Im Zentrum unserer Arbeit steht Improvisation als eigenständige Kunstform   und permanente Begegnung mit dem Unvorhersehbaren.                                               Dabei wollen wir nicht nur Traditionen der Improvisation aufgreifen und weiterentwickeln, sondern zeitgemäße Musik erfinden, spielen und hören.

Masterstudium Improvisation

Bachelorstudiengang Tanzimprovisation/Ballettkorrepetition

Lehrbefähigung für Improvisation

Für alle Studenten werden folgende Improvisationfächer fakultativ angeboten:

-Einzel- und Gruppenimprovisation (für Instrumentalisten und Sänger)

-Improvisationsmethodik

-Stummfilmimprovisation

-Live Elektronik

Zur Geschichte

Seit 1991 besteht an der Hochschule für Musik und Theater Leipzig die Arbeitsgruppe Improvisation (jetzt: Fachgebiet Improvisation), welche es sich zur Aufgabe gemacht hat, Traditionen der Improvisation, wie Emil Jaques Dalcroze in Hellerau, Mary Wigman und Gret Palucca in Dresden, oder Günter Ramin und Robert Köbler in Leipzig, aufzugreifen und weiterzuentwickeln.
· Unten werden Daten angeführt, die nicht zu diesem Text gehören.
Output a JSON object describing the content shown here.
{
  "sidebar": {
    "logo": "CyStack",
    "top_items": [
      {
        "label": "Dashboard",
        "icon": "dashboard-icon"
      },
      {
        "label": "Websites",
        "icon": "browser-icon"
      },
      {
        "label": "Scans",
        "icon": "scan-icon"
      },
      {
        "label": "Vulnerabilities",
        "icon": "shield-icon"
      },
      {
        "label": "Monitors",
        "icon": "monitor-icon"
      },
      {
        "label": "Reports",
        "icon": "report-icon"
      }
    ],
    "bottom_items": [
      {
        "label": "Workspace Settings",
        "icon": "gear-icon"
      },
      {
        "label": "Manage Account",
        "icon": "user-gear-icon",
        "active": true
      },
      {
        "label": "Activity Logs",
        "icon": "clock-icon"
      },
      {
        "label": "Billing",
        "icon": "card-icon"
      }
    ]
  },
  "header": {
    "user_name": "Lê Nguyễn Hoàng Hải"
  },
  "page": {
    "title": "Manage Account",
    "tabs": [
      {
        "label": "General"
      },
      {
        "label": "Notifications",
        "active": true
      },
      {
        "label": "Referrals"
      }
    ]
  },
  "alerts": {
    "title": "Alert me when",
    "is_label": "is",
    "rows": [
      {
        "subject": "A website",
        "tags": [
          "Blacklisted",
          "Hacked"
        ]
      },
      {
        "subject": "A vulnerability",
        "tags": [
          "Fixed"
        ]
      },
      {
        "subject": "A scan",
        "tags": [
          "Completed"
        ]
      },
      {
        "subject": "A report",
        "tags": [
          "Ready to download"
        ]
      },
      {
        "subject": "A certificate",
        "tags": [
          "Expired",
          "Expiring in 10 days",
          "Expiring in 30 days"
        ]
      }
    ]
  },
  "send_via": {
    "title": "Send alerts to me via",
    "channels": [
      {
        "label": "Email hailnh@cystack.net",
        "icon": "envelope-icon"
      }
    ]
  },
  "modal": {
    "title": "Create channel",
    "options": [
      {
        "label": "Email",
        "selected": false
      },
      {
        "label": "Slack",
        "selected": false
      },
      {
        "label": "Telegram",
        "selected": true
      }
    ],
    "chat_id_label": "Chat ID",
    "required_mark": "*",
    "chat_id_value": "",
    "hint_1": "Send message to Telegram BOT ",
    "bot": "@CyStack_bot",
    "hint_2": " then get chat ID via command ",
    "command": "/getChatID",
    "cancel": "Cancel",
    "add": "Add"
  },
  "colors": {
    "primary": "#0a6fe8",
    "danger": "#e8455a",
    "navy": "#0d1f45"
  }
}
Dies begann in den 70er Jahren mit Improvisationsgruppen für alle Instrumente und Gesang; ein Fach, das von Prof. Dr. Peter Jarchow parallel zum Unterricht in Ballettkorepetition eingeführt wurde. Die Beziehung zum Tanz  ist immer ein wichtiges Element in der Improvisationsausbildung geblieben: Gemeinsame Improvisationskonzerte und -projekte, der Winterkurs für Improvisation an der Palucca Schule Dresden, der Studiengang Ballettkorrepetition und die gemeinsamen Palucca Wochen auf Hiddensee und Sylt legen davon Zeugins ab. Ab 1991 bekam Improvisation einen eigenen Studiengang mit Diplomabschluss, der inzwischen ein zweijähriger Masterstudiengang ist. Dabei liegen die Schwerpunkte der Ausbildung gleichermassen auf künsterischen wie auf pädagogischen Gebiet: improvisatorischer Einzel- und Gruppenunterricht werden durch Methodik des Improvisationsunterrichtes  und Lehrpraxis ergänzt.

Zum Begriff Improvisation

  • im allgemeinen Sprachgebrauch unvermutetes, unvorbereitetes, im lat. Wortsinne unvorhergesehenes Handeln; genauer:eine Handlung die in wesentlichen Aspekten als unvorhergesehen erscheint
  • Musikalische Improvisation im engeren Sinne unterscheidet sich von traditionell fixierter Komposition dadurch, daß mindestens ein primärer Parameter od. Zeitordnung nicht exakt vorhersehbar ist.
  • im weiteren Sinn bezieht sich der Begriff der Improvisation auf die
    Unerwartetheit oder Unerwartbarkeit von Ereignissen.